The project involves survey in Italy and field investigations of key archaeological sites dating to the Middle-to-Upper Paleolithic Transition, paleoecological, zooarchaeological, paleoanthropological and isotope analyses, studies of pigments, ornaments, lithic and bone tools, as well as statistical modeling using cutting-edge protocols. The results of this work will be of pivotal importance for understanding a key period in European prehistory and, more generally, the biocultural, adaptive and ecological characteristics that make our species successful and unique. It implies that this project will be crucial for understanding the replacement of all hominin species by AMHs around the world.
This project has the following interrelated primary objectives:
- To track the migratory routes and to reconstruct the climatic and environmental conditions linked to the earliest AMH migrations in order to establish when they reached Southern Europe, and in particular Italy.

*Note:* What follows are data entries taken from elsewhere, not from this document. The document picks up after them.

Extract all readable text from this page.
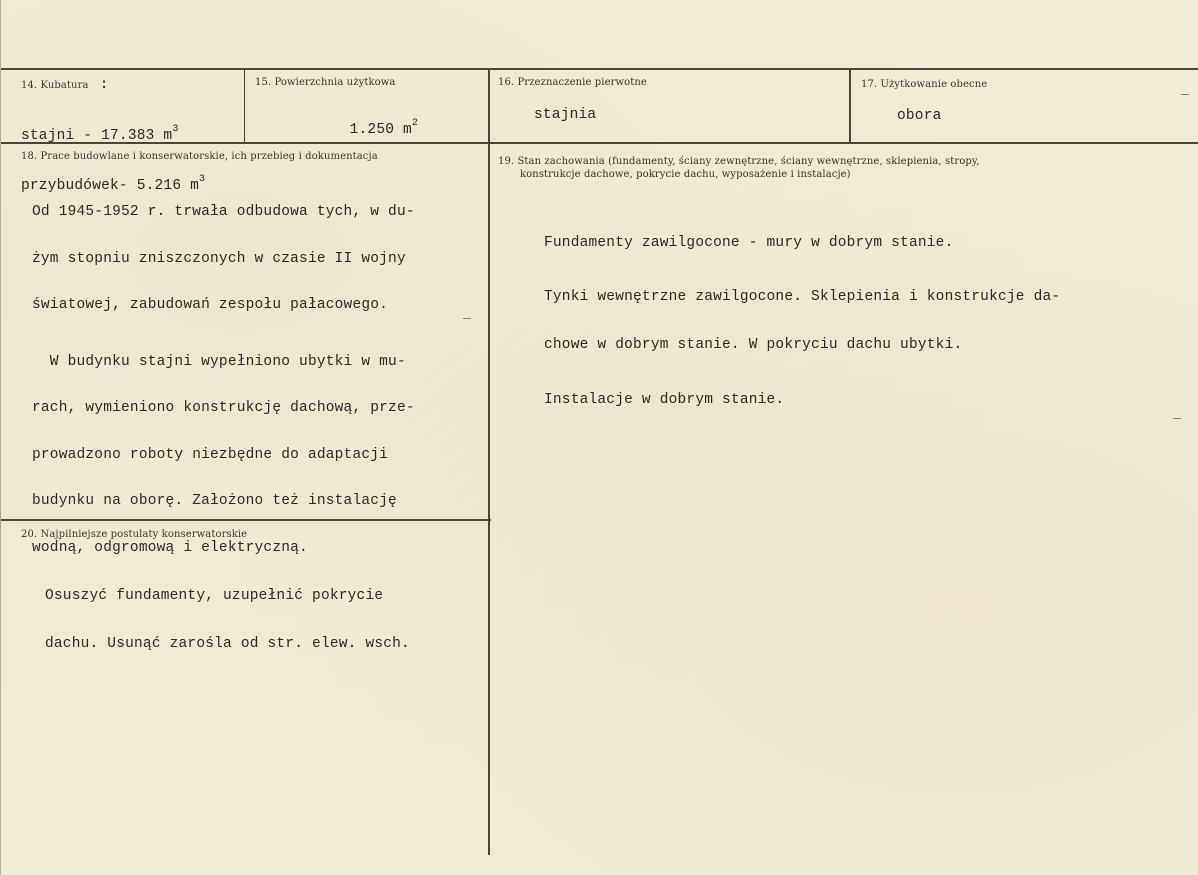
14. Kubatura :

stajni - 17.383 $m^3$

przybudówek- 5.216 $m^3$

15. Powierzchnia użytkowa

1.250 $m^2$

16. Przeznaczenie pierwotne
stajnia
17. Użytkowanie obecne
obora
18. Prace budowlane i konserwatorskie, ich przebieg i dokumentacja

Od 1945-1952 r. trwała odbudowa tych, w du-

żym stopniu zniszczonych w czasie II wojny

światowej, zabudowań zespołu pałacowego.

W budynku stajni wypełniono ubytki w mu-

rach, wymieniono konstrukcję dachową, prze-

prowadzono roboty niezbędne do adaptacji

budynku na oborę. Założono też instalację

wodną, odgromową i elektryczną.

19. Stan zachowania (fundamenty, ściany zewnętrzne, ściany wewnętrzne, sklepienia, stropy,
konstrukcje dachowe, pokrycie dachu, wyposażenie i instalacje)

Fundamenty zawilgocone - mury w dobrym stanie.

Tynki wewnętrzne zawilgocone. Sklepienia i konstrukcje da-

chowe w dobrym stanie. W pokryciu dachu ubytki.

Instalacje w dobrym stanie.

20. Najpilniejsze postulaty konserwatorskie

Osuszyć fundamenty, uzupełnić pokrycie

dachu. Usunąć zarośla od str. elew. wsch.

- To understand the biocultural adaptations of AMH in Italy. Specifically, we will analyse the cultural/technological behaviours, subsistence strategies and mobility patterns employed by AMHs that led them to successfully adapt to different eco-geographic contexts, and how these strategies differ from those used by Neandertals. Ultimately, we aim to assess the socio-cultural impact of the first European AMHs with respect to Neandertals, and the potential interaction between the two groups.
- To trace the last evidence of Neandertals and to disentangle the roles played by the climate, the eco-system and the physical geography in the process that ultimately led to the demise of Neandertals.